Under normal circumstances, a share buyback by a publicly listed company must first obtain approval from the GMS as required under OJK Regulation No. 29 of 2023 on the Buyback of Shares Issued by Publicly-Traded Companies. However, under POJK 13/2023 which became effective since 20 July 2023, it provides an exception for such approval in the event of significantly fluctuating market conditions. This exception allows a publicly listed company to conduct share buyback without prior GMS approval, provided it does not violate market manipulation and insider trading rules under the Indonesian capital market regulations.
Article 2 of POJK 13/2023 sets out several conditions under which market fluctuations are deemed significant, including:
- a decrease in most or all of the prices of securities listed on the stock exchange or market organizers outside the stock exchange in which such a large amount of material occurs suddenly (market crash);
- the capital market is under significant pressure;
- regional and global economic conditions that are experiencing pressure and deceleration so as to have a significant impact or potential to have a significant impact on the stability of the capital market;
- occurrence of natural or non-natural disasters that have an impact on the pressure on the stability of the capital market;
- such a large redemption of shares or investment product participation units and material in nature which occurs suddenly (crash), the cessation of securities trading for most of the securities portfolios of investment products at the stock exchange, or the closing of the stock exchanges in which most of the securities portfolios of investment products are traded;
- trading system failures or transaction settlements which cause the market to fluctuate significantly; and/or
- other conditions as established by the OJK.
In this context, the Press Release Letter expressly confirms that the ongoing situation falls within the scope of Article 2(g) as “other conditions as determined by OJK.”
Under Article 8 of POJK 13/2023, the maximum number of shares that may be bought back under these circumstances is 20% of the publicly listed company’s paid-up capital.
To initiate the buyback without GMS approval, a publicly listed company must first submit an information disclosure to both the OJK and the stock exchange and announce the plan to the public through:
- the website of the stock exchange and the website of publicly listed companies, for a publicly listed company whose securities are listed on the stock exchange; or
- a nationally circulated daily newspaper in the Indonesian language or a website designated by OJK, along with the company’s own website, for a publicly listed company whose securities are not listed on the stock exchange.

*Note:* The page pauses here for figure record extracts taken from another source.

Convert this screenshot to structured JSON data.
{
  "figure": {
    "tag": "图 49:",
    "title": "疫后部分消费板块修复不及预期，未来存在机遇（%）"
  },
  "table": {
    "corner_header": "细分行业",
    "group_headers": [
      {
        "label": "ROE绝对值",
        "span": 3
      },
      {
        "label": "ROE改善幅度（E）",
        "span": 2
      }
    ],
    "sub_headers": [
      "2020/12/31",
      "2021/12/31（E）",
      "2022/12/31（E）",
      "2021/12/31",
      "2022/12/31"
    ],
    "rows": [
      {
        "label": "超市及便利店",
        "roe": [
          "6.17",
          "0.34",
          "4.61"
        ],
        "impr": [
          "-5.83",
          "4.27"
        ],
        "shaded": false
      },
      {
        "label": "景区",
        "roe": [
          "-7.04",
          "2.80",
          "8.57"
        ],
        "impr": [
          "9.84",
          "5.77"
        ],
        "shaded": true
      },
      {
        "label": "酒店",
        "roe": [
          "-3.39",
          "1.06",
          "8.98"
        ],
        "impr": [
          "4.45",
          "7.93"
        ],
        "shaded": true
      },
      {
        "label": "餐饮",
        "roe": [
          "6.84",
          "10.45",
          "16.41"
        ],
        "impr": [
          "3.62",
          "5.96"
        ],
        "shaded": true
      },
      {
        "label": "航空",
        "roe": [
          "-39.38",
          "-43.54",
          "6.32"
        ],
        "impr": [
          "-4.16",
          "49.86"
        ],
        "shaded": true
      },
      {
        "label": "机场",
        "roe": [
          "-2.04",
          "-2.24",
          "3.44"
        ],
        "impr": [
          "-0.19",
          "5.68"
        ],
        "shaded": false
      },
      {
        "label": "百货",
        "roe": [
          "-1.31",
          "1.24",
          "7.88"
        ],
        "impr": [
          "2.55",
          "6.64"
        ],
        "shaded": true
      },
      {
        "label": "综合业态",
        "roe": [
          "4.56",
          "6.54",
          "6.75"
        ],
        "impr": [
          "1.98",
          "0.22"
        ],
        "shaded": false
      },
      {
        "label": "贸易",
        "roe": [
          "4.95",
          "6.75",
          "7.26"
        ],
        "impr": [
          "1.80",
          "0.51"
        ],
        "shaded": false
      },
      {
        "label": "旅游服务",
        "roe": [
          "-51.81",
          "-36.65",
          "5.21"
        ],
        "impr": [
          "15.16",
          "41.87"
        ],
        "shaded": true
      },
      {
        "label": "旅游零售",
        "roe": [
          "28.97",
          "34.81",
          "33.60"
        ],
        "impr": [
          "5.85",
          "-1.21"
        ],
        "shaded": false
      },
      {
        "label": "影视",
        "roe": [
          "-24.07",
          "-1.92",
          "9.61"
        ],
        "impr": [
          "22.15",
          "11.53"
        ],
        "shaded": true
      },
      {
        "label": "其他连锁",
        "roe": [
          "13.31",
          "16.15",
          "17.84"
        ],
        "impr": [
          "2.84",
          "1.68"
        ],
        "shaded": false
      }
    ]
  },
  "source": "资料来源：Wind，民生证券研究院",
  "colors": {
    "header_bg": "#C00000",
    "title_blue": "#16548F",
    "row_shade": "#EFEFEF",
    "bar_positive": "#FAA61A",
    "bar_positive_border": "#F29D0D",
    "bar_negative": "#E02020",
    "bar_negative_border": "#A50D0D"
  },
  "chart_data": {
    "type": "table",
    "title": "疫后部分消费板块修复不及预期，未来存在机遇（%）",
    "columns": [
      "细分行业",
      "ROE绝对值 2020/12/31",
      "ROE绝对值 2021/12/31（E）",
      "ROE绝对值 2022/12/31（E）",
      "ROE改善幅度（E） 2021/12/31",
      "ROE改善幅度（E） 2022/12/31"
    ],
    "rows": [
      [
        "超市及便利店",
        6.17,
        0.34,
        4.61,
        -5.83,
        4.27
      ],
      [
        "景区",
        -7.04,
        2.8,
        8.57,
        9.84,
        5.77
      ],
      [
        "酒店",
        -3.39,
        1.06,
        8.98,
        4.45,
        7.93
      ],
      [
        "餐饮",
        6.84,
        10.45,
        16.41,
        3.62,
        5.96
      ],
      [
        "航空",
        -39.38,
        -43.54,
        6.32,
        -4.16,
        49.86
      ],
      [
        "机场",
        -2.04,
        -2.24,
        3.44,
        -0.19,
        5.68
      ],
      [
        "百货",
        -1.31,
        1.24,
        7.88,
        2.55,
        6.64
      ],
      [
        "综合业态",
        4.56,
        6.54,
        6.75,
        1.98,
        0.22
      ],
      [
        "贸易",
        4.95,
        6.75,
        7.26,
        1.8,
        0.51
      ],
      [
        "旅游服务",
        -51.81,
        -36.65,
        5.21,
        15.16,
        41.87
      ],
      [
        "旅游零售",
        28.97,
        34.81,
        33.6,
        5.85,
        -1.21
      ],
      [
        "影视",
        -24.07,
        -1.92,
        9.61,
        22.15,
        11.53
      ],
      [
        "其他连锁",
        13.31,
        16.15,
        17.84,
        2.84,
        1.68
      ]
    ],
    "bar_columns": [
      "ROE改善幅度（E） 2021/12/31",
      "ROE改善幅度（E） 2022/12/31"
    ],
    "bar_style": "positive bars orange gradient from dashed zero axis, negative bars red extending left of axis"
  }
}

Disclosure may be made once OJK declares that significantly fluctuating market conditions exist and must be submitted no later than seven trading days after OJK determines that such conditions have ended.
Based on Article 9 paragraph (5) of POJK 13/2023, the disclosure of information must contain the following information:
- the estimated schedule, the estimated cost of the buyback, and the estimated nominal value of all shares to be bought back;
- the estimated decrease in revenue of the publicly listed company as a result of the implementation of the buyback of shares and the impact on the financing cost of the publicly listed company;
- pro forma earnings per share of the publicly listed company after the plan to buyback the shares, by taking into account the decline in revenue;
- limitation of share price for the buyback of shares;
- limitation on the period of buyback of shares;
- the method to be used in order to buyback the shares; and
- management discussion and analysis on the effect of the buyback of shares on the business activities and growth of the publicly listed company in the future.
In addition, Article 11 of POJK 13/2023 prohibits the following parties from conducting transactions involving the shares of a publicly listed company during the share buyback period or on the same day as the sale of shares resulting from the buyback conducted by the publicly listed company through the stock exchange:
- a commissioner, director, employee, and principal shareholder of the publicly listed company;
- an individual who due to his/her position or profession or due to his/her business relationship with a publicly listed company allows the person to obtain insider information; or
- a party who within the last six months is no longer a party as referred to in letter a and letter b.
A report on the buyback results must be submitted to OJK on the same day the transaction is executed, following the trading close. This reporting must continue throughout the buyback period until its conclusion.